From Oil Culture Wars to Appliance Wars and Back: Fossil Fuels, Identity, and the Politics of Combustion On and Off Social Media Today
Jordan B. Kinder
Abstract
In 2022, the Government of Canada announced its plans to phase out gas-powered vehicles by 2035. In 2023, studies in Canada and the US found that children who grew up in homes with natural gas stoves faced higher rates of asthma (Gruenwald et al. 2022; Bédard et al. 2023). Alongside this health issue, scientists found that annual carbon emissions from gas stoves in the US compare to the annual emissions of 500,000 cars (Lebel et al. 2023). In response to findings such as these, New York became the first state to ban natural gas stoves and heaters in some new buildings. As restrictive policy attempts largely geared towards helping influence personal and environmental well-being in a time of climate catastrophe, these interventions and the studies that informed them generated widespread attention across the Internet, becoming a kind of meme, particularly in right-wing media contexts.

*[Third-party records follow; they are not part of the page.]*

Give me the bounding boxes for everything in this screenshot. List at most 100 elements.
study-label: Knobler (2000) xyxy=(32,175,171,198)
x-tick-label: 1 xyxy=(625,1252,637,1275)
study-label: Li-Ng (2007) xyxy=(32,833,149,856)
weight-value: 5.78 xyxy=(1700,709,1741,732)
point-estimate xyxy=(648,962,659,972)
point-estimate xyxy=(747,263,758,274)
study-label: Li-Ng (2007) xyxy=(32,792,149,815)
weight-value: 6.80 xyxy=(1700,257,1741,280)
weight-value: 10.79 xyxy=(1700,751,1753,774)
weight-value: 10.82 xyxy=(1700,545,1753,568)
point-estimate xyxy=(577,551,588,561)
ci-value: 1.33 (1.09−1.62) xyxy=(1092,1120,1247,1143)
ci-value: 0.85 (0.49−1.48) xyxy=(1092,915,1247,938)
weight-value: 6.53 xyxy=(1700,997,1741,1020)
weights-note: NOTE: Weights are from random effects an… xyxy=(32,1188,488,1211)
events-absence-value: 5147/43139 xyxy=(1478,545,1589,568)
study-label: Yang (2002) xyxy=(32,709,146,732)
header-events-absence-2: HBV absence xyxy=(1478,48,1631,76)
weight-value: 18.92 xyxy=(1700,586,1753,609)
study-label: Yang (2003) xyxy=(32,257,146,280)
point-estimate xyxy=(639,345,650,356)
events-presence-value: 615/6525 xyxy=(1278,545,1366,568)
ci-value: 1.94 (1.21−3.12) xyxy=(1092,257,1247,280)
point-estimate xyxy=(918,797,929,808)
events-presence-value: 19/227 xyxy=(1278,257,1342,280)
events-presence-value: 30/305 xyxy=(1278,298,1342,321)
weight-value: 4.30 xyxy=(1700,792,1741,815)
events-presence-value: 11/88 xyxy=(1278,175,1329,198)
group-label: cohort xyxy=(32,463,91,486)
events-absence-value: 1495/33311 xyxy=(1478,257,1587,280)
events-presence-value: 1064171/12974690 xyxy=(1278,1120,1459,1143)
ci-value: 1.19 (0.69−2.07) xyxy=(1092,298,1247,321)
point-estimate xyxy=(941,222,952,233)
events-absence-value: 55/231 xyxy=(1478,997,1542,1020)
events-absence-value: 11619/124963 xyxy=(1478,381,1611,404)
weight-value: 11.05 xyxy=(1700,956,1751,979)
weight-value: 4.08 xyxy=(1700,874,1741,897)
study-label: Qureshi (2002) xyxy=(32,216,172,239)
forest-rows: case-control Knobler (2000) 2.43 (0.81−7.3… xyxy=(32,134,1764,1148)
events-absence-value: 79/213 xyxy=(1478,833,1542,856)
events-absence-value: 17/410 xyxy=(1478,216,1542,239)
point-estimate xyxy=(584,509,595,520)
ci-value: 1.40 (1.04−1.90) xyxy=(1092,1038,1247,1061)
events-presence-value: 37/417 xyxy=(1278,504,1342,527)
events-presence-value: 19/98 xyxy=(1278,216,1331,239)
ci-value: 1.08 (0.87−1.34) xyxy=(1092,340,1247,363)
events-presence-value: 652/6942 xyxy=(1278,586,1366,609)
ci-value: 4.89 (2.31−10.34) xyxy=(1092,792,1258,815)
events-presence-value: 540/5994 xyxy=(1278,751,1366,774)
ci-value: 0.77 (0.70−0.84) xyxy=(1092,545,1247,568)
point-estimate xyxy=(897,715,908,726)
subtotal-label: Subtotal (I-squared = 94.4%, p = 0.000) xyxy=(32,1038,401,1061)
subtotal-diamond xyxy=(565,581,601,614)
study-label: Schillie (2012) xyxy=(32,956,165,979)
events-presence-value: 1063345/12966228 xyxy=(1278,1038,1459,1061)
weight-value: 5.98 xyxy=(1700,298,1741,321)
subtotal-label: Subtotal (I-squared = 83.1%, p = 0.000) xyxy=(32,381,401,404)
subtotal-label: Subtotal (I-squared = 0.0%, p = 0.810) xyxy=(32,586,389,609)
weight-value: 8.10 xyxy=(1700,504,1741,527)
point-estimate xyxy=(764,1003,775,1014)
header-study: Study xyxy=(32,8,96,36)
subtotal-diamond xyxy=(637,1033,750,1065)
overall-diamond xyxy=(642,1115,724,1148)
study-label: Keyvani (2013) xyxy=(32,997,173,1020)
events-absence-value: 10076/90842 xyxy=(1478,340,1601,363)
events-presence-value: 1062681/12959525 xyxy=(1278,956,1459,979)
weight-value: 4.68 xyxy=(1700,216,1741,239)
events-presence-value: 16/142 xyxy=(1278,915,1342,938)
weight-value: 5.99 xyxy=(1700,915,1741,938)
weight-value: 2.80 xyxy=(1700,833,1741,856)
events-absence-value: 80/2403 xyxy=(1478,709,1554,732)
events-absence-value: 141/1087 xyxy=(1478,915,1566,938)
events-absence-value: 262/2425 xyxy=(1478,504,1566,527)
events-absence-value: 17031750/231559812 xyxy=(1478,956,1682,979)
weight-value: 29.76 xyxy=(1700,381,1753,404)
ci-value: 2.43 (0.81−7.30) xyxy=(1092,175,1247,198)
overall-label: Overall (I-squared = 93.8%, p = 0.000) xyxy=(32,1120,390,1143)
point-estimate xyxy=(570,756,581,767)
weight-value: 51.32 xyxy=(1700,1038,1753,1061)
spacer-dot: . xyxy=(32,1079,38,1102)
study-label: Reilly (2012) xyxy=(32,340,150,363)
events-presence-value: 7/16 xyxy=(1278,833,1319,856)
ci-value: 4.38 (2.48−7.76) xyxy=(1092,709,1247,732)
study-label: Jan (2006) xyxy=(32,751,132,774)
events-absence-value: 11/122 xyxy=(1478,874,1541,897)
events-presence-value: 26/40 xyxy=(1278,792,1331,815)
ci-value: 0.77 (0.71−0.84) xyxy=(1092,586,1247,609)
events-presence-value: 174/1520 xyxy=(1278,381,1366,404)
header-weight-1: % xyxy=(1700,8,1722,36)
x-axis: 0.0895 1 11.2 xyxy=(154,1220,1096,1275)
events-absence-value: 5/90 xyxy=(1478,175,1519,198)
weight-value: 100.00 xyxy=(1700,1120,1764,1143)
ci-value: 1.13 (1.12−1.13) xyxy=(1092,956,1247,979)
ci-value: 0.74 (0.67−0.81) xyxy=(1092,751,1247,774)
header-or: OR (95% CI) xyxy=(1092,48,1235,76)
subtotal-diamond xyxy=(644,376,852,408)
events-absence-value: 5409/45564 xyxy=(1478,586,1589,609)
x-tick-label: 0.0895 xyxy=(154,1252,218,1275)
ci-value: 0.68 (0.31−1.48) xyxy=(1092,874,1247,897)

This paper sets its sights on this moment, examining reactions from Canadian pro-oil groups on social media that, since 2011, I have been following closely and argue have initiated a kind of oil culture wars. Beginning with an analysis of pro-oil social media content that engages with the fossil-fuelled appliances and vehicles, I then explore the consequences of combustion becoming a central dimension to right-wing political identities and notions of freedom. From here, I address how just energy transition is construed as a threat to these identities, seeking to answer the following question: what prospects for just transition remain when the right to burn is increasingly understood as inalienable?